Another area exciting him is free schools. He has set up the Innovation Academies Trust with some former City colleagues and his first school was due to open this autumn in Wembley. Plans for a site fell through, though, so the ‘Gateway Academy’ is rescheduled to open next year.
Perhaps ironically for someone who only moved to the UK in the 90s, Pankaj says the inspiration for the school was the lack of “British values” he sees in Wembley’s schools. “Before we applied to set up a trust, we did our research on Wembley and the neighbouring areas, and found that about 200-odd languages are spoken there. But nobody was really promoting or fostering British values. I wanted to change that.”
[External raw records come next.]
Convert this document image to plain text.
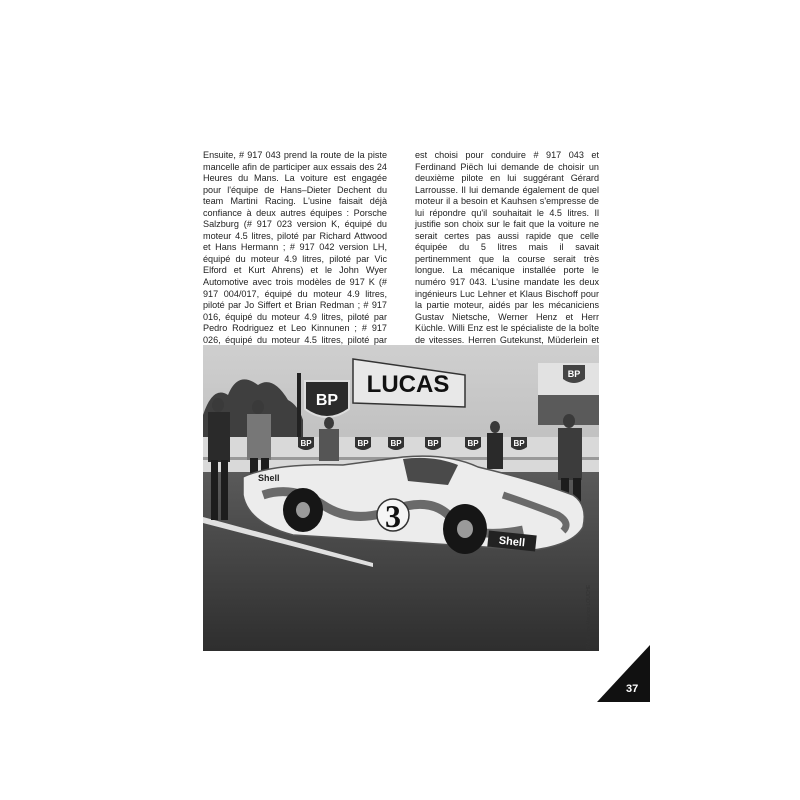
Ensuite, # 917 043 prend la route de la piste mancelle afin de participer aux essais des 24 Heures du Mans. La voiture est engagée pour l'équipe de Hans–Dieter Dechent du team Martini Racing. L'usine faisait déjà confiance à deux autres équipes : Porsche Salzburg (# 917 023 version K, équipé du moteur 4.5 litres, piloté par Richard Attwood et Hans Hermann ; # 917 042 version LH, équipé du moteur 4.9 litres, piloté par Vic Elford et Kurt Ahrens) et le John Wyer Automotive avec trois modèles de 917 K (# 917 004/017, équipé du moteur 4.9 litres, piloté par Jo Siffert et Brian Redman ; # 917 016, équipé du moteur 4.9 litres, piloté par Pedro Rodriguez et Leo Kinnunen ; # 917 026, équipé du moteur 4.5 litres, piloté par
est choisi pour conduire # 917 043 et Ferdinand Piëch lui demande de choisir un deuxième pilote en lui suggérant Gérard Larrousse. Il lui demande également de quel moteur il a besoin et Kauhsen s'empresse de lui répondre qu'il souhaitait le 4.5 litres. Il justifie son choix sur le fait que la voiture ne serait certes pas aussi rapide que celle équipée du 5 litres mais il savait pertinemment que la course serait très longue. La mécanique installée porte le numéro 917 043. L'usine mandate les deux ingénieurs Luc Lehner et Klaus Bischoff pour la partie moteur, aidés par les mécaniciens Gustav Nietsche, Werner Henz et Herr Küchle. Willi Enz est le spécialiste de la boîte de vitesses. Herren Gutekunst, Müderlein et
BP
LUCAS
BP
BP	BP	BP	BP	BP	BP
3
Shell
Shell
© Archives Maurice LOUCHE
37
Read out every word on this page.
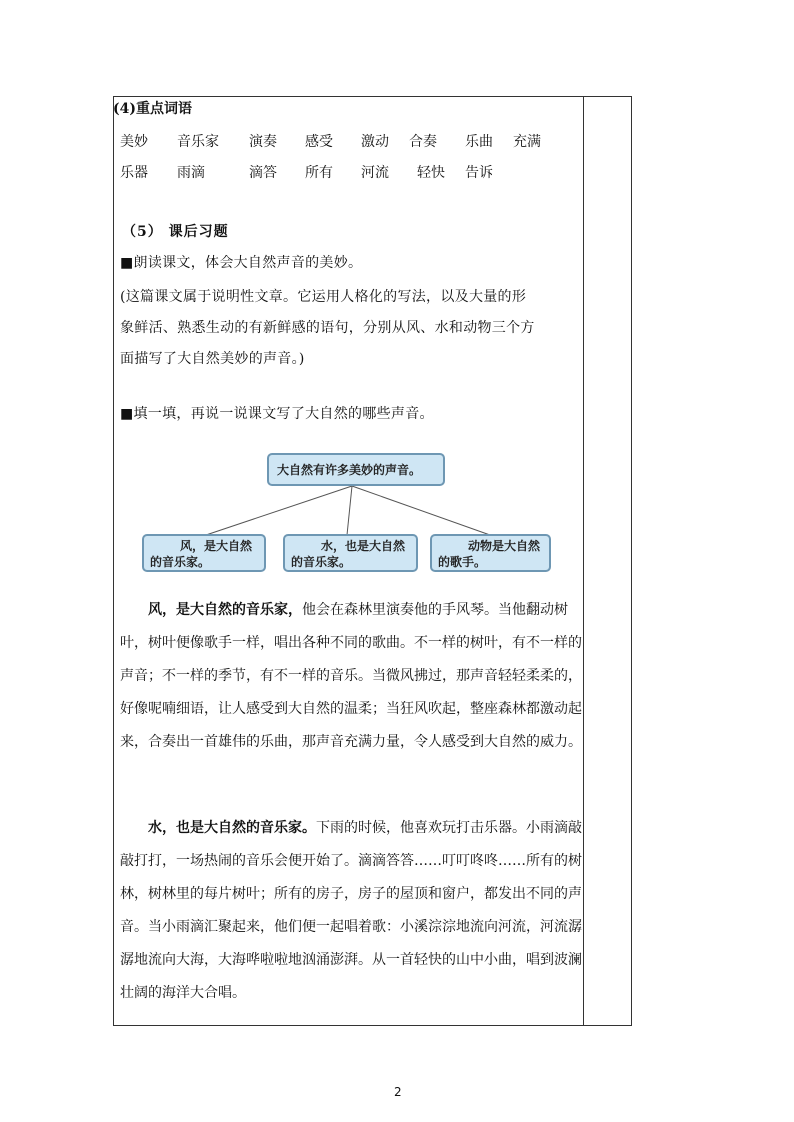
(4)重点词语
美妙 音乐家 演奏 感受 激动 合奏 乐曲 充满
乐器 雨滴	滴答 所有 河流 轻快 告诉
（5） 课后习题
■朗读课文，体会大自然声音的美妙。
(这篇课文属于说明性文章。它运用人格化的写法，以及大量的形
象鲜活、熟悉生动的有新鲜感的语句，分别从风、水和动物三个方
面描写了大自然美妙的声音。)
■填一填，再说一说课文写了大自然的哪些声音。
大自然有许多美妙的声音。
风，是大自然
的音乐家。
水，也是大自然
的音乐家。
动物是大自然
的歌手。
风，是大自然的音乐家，他会在森林里演奏他的手风琴。当他翻动树叶，树叶便像歌手一样，唱出各种不同的歌曲。不一样的树叶，有不一样的声音；不一样的季节，有不一样的音乐。当微风拂过，那声音轻轻柔柔的，好像呢喃细语，让人感受到大自然的温柔；当狂风吹起，整座森林都激动起来，合奏出一首雄伟的乐曲，那声音充满力量，令人感受到大自然的威力。
水，也是大自然的音乐家。下雨的时候，他喜欢玩打击乐器。小雨滴敲敲打打，一场热闹的音乐会便开始了。滴滴答答……叮叮咚咚……所有的树林，树林里的每片树叶；所有的房子，房子的屋顶和窗户，都发出不同的声音。当小雨滴汇聚起来，他们便一起唱着歌：小溪淙淙地流向河流，河流潺潺地流向大海，大海哗啦啦地汹涌澎湃。从一首轻快的山中小曲，唱到波澜壮阔的海洋大合唱。
2
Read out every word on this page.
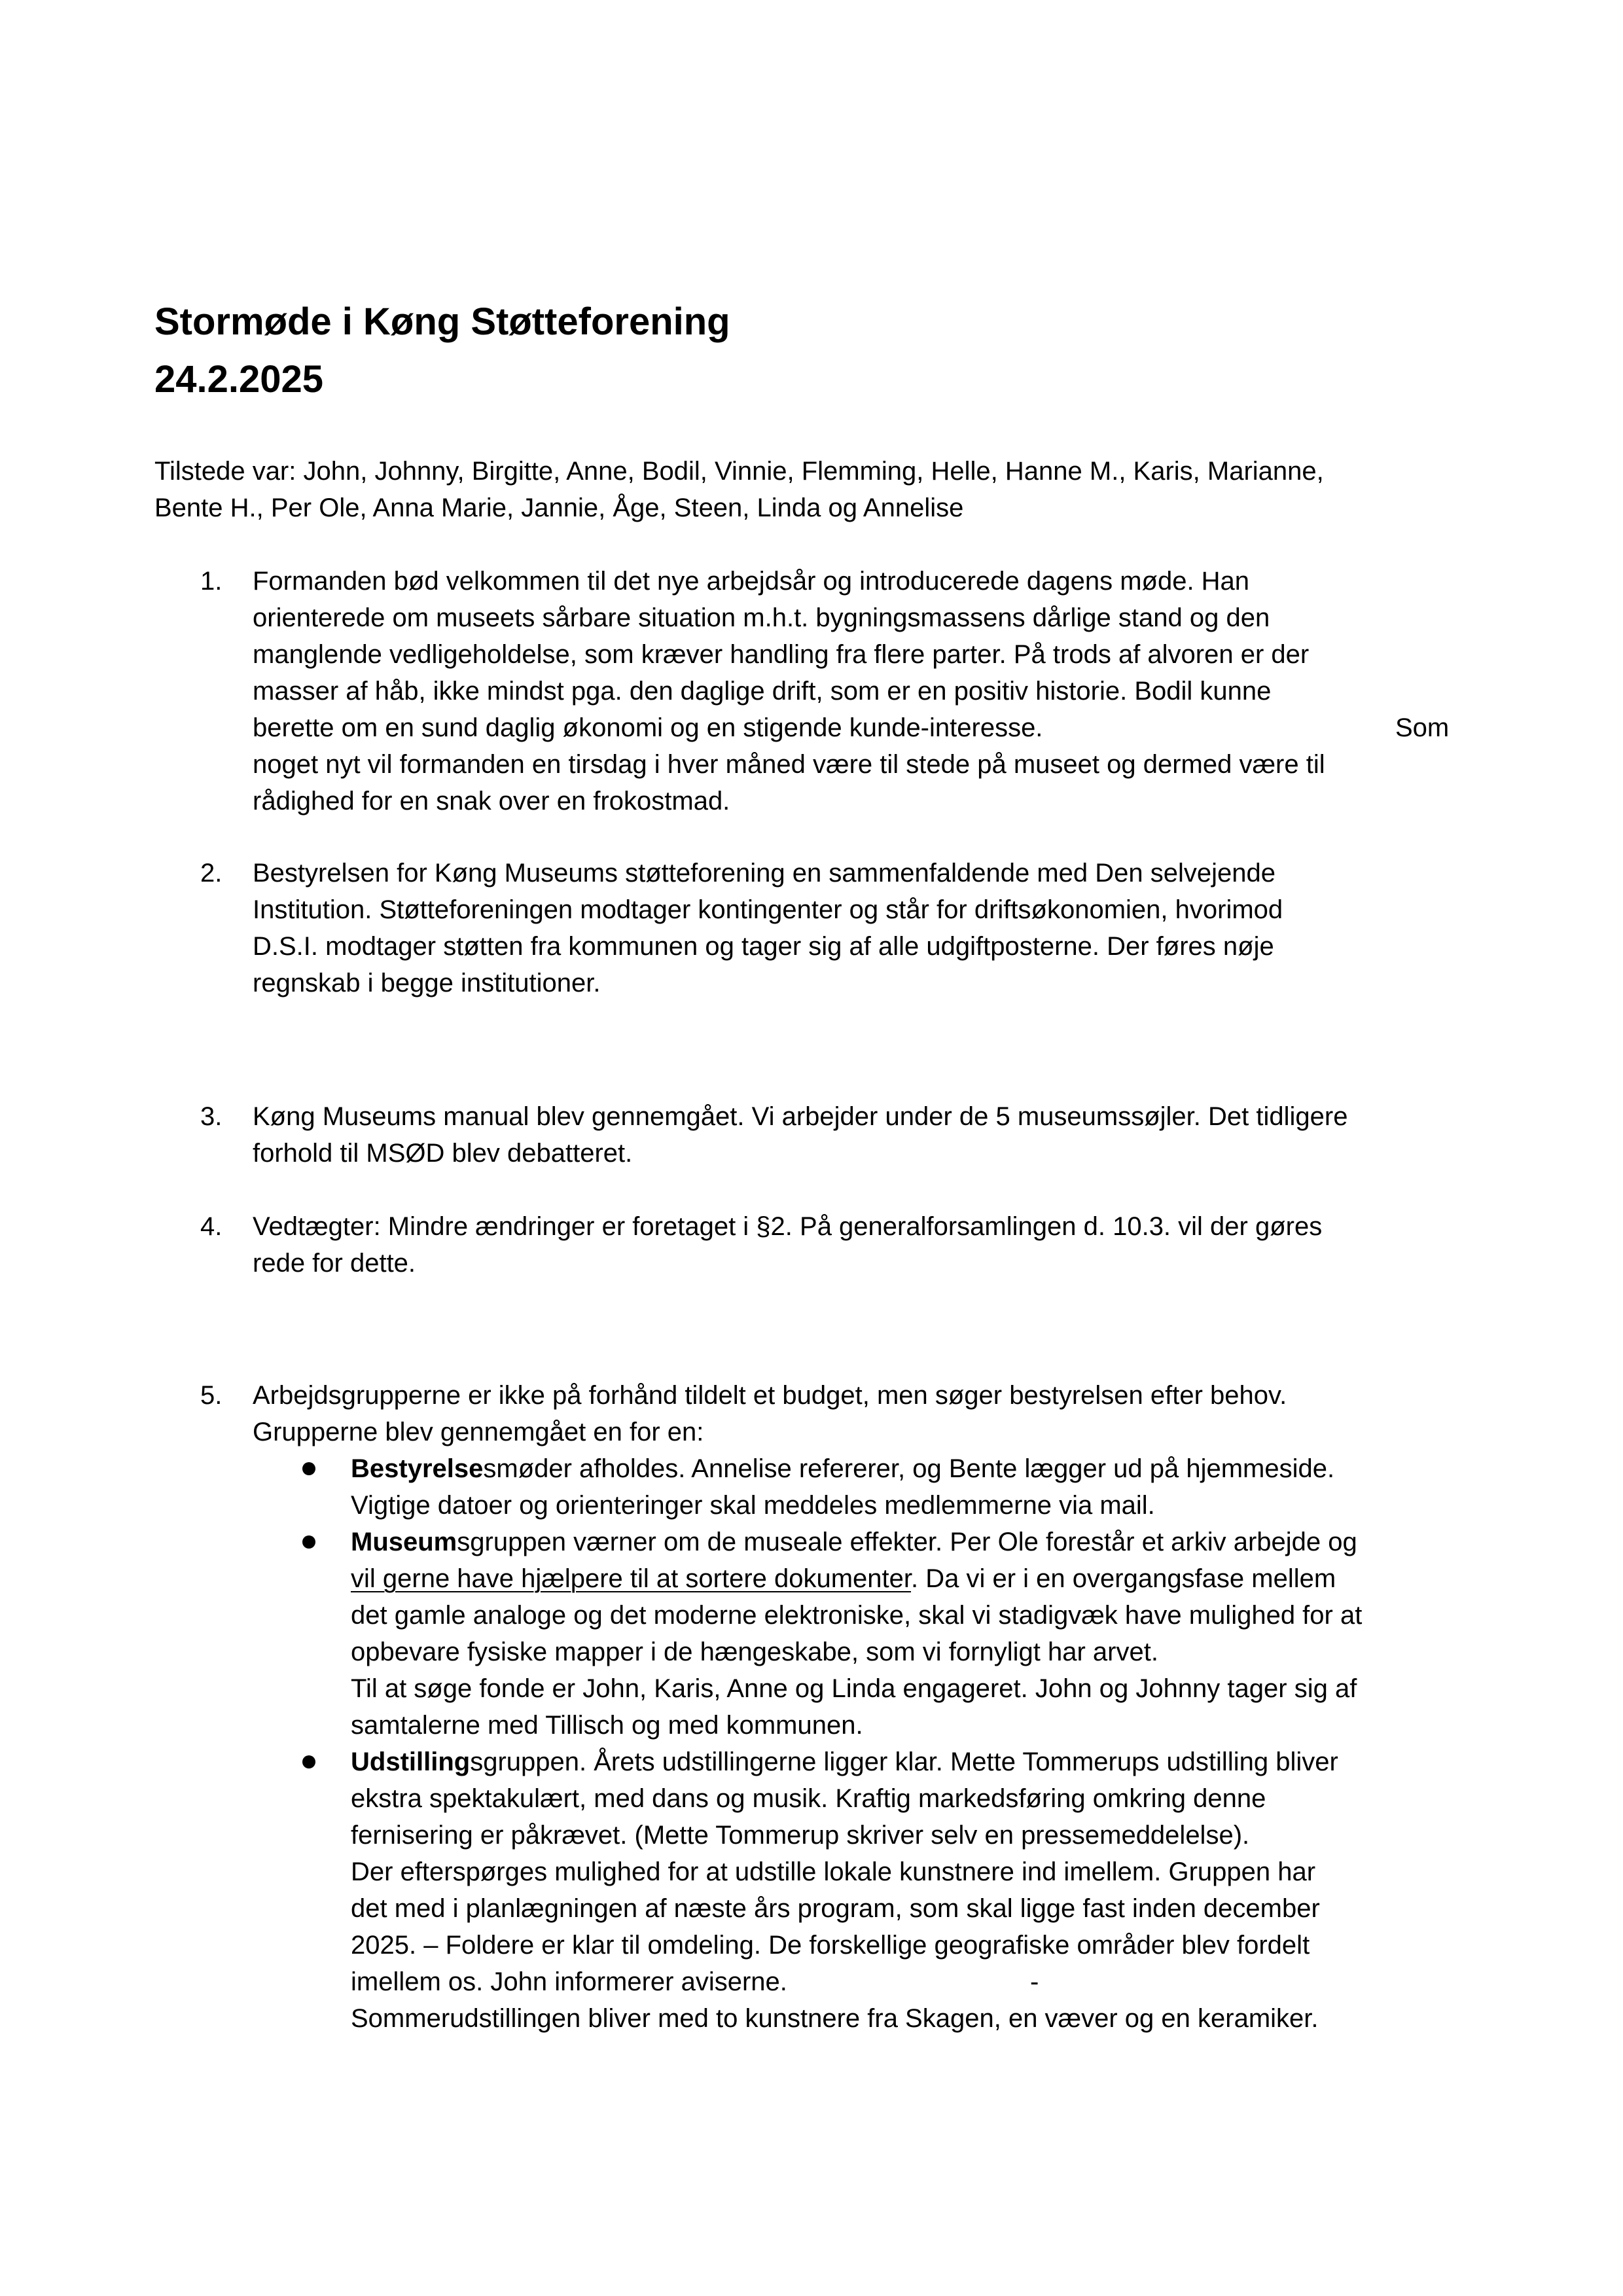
Stormøde i Køng Støtteforening
24.2.2025
Tilstede var: John, Johnny, Birgitte, Anne, Bodil, Vinnie, Flemming, Helle, Hanne M., Karis, Marianne,
Bente H., Per Ole, Anna Marie, Jannie, Åge, Steen, Linda og Annelise
1. Formanden bød velkommen til det nye arbejdsår og introducerede dagens møde. Han
orienterede om museets sårbare situation m.h.t. bygningsmassens dårlige stand og den
manglende vedligeholdelse, som kræver handling fra flere parter. På trods af alvoren er der
masser af håb, ikke mindst pga. den daglige drift, som er en positiv historie. Bodil kunne
berette om en sund daglig økonomi og en stigende kunde-interesse.	Som
noget nyt vil formanden en tirsdag i hver måned være til stede på museet og dermed være til
rådighed for en snak over en frokostmad.
2. Bestyrelsen for Køng Museums støtteforening en sammenfaldende med Den selvejende
Institution. Støtteforeningen modtager kontingenter og står for driftsøkonomien, hvorimod
D.S.I. modtager støtten fra kommunen og tager sig af alle udgiftposterne. Der føres nøje
regnskab i begge institutioner.
3. Køng Museums manual blev gennemgået. Vi arbejder under de 5 museumssøjler. Det tidligere
forhold til MSØD blev debatteret.
4. Vedtægter: Mindre ændringer er foretaget i §2. På generalforsamlingen d. 10.3. vil der gøres
rede for dette.
5. Arbejdsgrupperne er ikke på forhånd tildelt et budget, men søger bestyrelsen efter behov.
Grupperne blev gennemgået en for en:
Bestyrelsesmøder afholdes. Annelise refererer, og Bente lægger ud på hjemmeside.
Vigtige datoer og orienteringer skal meddeles medlemmerne via mail.
Museumsgruppen værner om de museale effekter. Per Ole forestår et arkiv arbejde og
vil gerne have hjælpere til at sortere dokumenter. Da vi er i en overgangsfase mellem
det gamle analoge og det moderne elektroniske, skal vi stadigvæk have mulighed for at
opbevare fysiske mapper i de hængeskabe, som vi fornyligt har arvet.
Til at søge fonde er John, Karis, Anne og Linda engageret. John og Johnny tager sig af
samtalerne med Tillisch og med kommunen.
Udstillingsgruppen. Årets udstillingerne ligger klar. Mette Tommerups udstilling bliver
ekstra spektakulært, med dans og musik. Kraftig markedsføring omkring denne
fernisering er påkrævet. (Mette Tommerup skriver selv en pressemeddelelse).
Der efterspørges mulighed for at udstille lokale kunstnere ind imellem. Gruppen har
det med i planlægningen af næste års program, som skal ligge fast inden december
2025. – Foldere er klar til omdeling. De forskellige geografiske områder blev fordelt
imellem os. John informerer aviserne.	-
Sommerudstillingen bliver med to kunstnere fra Skagen, en væver og en keramiker.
‘The right value proposition’
Pankaj says he’d like to find an investor for Regent Group in about five years, so his wife can give up work and look after their children. But this would come with a sizable caveat: “The most important thing is that the investor has the right value proposition. Money is not the motivator.”
Some investors reading this will be rolling their eyes; don’t all providers make such pronouncements before selling up and cashing in? But Pankaj has years of experience working in private equity and says he’s sceptical about the industry’s presence in education. Private equity can increase quality in a business, he says, but its emphasis on profit can be damaging. “Most private equity houses are funded by institutional investors or pension funds, so they are under immense pressure to turn a profit on their investments. Ultimately the numbers have got to stack up; they can’t make the decisions we can make, it’s impossible.”
Exacerbating the problem, he says, is the fact that many education businesses aren’t property backed. That not only leaves them vulnerable in periods of lower demand; their investors can only derive value from the bottom line, too, by raising fees for example. “It’s the only way you can realise your gain and that’s where the conflict comes in.”
For this reason, Regent Group has structured its business “carefully” and owns or has long leaseholds on all its property. Pankaj also hopes to take matters into his own hands by starting up his own, ‘ethical’ investment fund. This would source capital from high net worth individuals – rather than “return oriented” institutional investors – and plough it into educational ventures.
“We wouldn’t be an alien private equity house that doesn’t understand education,” he says. “We would say: ‘we understand your ROIs and IRRs, but we equally understand that this is ultimately more than just a business’.”
The idea is still at its “early stages”, but Pankaj believes it has potential. Certainly, the arrival of another education-focused investment vehicle in the UK would be welcome; one with such an agreeable ethos, even more so. In the meantime, Pankaj seems content to continue building Regent Group in the mould created by his father. “We want to leave a legacy,” he says. “We’re not just here to make millions and millions.”